Karen Joy Fowler, We are all Completely Beside Ourselves. This book about a girl raised with a chimp as her sister gutted me in all kinds of ways, and I bought a bunch of copies and gave them to my friends. It’s a next-level relationship novel—brother-sister, mother-daughter, daughter-father, human-animal—a story about the worst kinds of betrayals, in other words.

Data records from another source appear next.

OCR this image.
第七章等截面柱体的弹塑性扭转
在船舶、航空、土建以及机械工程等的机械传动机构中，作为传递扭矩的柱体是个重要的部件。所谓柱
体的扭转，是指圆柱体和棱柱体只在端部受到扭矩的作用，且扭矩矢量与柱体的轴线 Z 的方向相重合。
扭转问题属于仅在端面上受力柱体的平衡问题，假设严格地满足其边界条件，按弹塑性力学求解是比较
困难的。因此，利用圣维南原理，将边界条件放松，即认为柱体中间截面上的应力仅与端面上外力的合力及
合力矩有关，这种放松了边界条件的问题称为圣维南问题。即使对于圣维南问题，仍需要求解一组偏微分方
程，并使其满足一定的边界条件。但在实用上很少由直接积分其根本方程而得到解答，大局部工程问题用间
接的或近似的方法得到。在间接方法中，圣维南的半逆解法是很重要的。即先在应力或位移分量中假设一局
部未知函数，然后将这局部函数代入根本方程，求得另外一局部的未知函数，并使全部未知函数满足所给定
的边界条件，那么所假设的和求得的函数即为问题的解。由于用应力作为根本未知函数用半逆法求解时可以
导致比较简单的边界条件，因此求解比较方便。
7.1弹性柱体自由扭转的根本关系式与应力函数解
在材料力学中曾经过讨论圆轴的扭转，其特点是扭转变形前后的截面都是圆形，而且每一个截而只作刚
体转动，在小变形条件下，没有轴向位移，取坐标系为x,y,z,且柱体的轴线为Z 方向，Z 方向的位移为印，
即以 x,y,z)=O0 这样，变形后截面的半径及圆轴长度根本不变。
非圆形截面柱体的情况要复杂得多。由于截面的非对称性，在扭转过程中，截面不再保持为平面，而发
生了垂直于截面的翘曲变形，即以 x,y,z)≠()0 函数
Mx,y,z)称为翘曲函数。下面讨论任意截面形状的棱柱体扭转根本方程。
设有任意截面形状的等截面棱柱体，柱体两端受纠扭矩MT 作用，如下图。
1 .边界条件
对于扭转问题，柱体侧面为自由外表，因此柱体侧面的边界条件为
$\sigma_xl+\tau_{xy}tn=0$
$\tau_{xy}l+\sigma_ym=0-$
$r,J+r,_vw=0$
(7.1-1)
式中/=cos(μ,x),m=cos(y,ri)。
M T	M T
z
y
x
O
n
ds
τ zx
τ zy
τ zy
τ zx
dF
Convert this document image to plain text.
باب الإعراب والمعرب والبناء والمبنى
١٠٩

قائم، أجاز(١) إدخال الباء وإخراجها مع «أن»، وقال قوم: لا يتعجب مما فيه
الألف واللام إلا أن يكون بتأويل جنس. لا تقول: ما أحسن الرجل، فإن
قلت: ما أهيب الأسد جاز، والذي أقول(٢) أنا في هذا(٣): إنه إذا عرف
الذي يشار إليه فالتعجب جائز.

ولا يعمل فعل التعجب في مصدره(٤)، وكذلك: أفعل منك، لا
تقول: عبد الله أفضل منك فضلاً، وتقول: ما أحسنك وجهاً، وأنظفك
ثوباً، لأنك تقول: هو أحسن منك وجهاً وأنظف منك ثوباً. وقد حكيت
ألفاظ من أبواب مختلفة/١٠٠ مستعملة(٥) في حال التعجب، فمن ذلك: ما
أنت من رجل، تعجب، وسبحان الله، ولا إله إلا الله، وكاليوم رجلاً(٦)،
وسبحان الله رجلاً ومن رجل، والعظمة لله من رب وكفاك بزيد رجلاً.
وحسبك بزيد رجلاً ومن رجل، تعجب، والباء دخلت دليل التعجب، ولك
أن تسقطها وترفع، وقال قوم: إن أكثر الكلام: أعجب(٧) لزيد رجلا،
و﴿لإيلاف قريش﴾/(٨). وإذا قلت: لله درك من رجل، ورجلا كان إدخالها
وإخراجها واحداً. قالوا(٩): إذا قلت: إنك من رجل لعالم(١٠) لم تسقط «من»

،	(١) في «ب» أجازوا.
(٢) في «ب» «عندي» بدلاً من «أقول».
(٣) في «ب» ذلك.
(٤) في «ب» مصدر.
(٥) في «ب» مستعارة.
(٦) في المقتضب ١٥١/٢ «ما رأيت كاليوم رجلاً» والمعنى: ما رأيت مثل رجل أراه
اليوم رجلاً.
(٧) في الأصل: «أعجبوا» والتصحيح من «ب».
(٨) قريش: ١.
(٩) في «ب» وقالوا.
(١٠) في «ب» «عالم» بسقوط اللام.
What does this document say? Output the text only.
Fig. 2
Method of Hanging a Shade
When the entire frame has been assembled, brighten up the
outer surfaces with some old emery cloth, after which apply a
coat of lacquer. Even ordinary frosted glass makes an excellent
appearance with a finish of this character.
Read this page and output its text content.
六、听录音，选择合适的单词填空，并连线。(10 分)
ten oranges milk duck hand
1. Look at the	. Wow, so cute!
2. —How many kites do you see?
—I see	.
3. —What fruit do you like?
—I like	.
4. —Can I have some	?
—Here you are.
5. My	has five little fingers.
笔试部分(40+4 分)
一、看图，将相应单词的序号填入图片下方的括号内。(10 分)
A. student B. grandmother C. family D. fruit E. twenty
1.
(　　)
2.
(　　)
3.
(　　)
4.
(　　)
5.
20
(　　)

Head Full of Ghosts – Paul Tremblay

Yeah yeah I know. Paul’s become a household name, but for me it all started with this book, which immersed me so fully in its dread ambiguity that I was able to break through my debilitating shyness at World Fantasy Con and approach him purely to tell him how and why it changed my life. More than the metafiction, more than the Exorcist work-up, more than any of that for me was depiction of sisters, and the family itself—Marjorie and Merry’s relationship haunts me still.  

Tainaron: Mail from Another City – Lena Krohn

Because we are all visitors to the insect-city of Tainaron. Because the city is all there is. If it wasn’t, we’d be able to remember how we got there, right, or at least we’d want to?

The Only Good Indians – Stephen Graham Jones

This is a big dog in a small dog’s body. Its bite will never heal. You will pick at the scab and remember being a teenager, and how brave the sixteen-year-old you was, brave enough, scared enough to risk everything when you had the most (it seemed) to lose and you’ll pick at that wound some more and taste pennies. Four Blackfeet friends yeah, stalked by a vengeful elk mama from their past, doesn’t get much better than that except for the high school b-ball champ daughter Denorah, hell-bent on enough is enough. 

Grendel – John Gardner

Before Maria Dahvana Headley’s magnificent The Mere Wife, written from Grendel’s mother’s viewpoint, there was John Gardner’s Beowulf-inversion written from the monster’s point of view and it is anguished, acerbic, a blood thirsty howl, filled with non-verbal gibberish and look-at-me-mommy vengeance, and you totally buy it. It’s hard to write a being who, at first blush, seems totally alien to you. It’s a hell of a lot more than inventing a language, or mating habits, or a penchant for sour milk. The door into writing the other is to other yourself. To sever the ties between you and whoever you think you are. I’m pretty sure from reading Grendel that John Gardner had the inside running on self-alienation, and by extension everything we think we know about ‘us’ – as a culture, a species, and a monster. 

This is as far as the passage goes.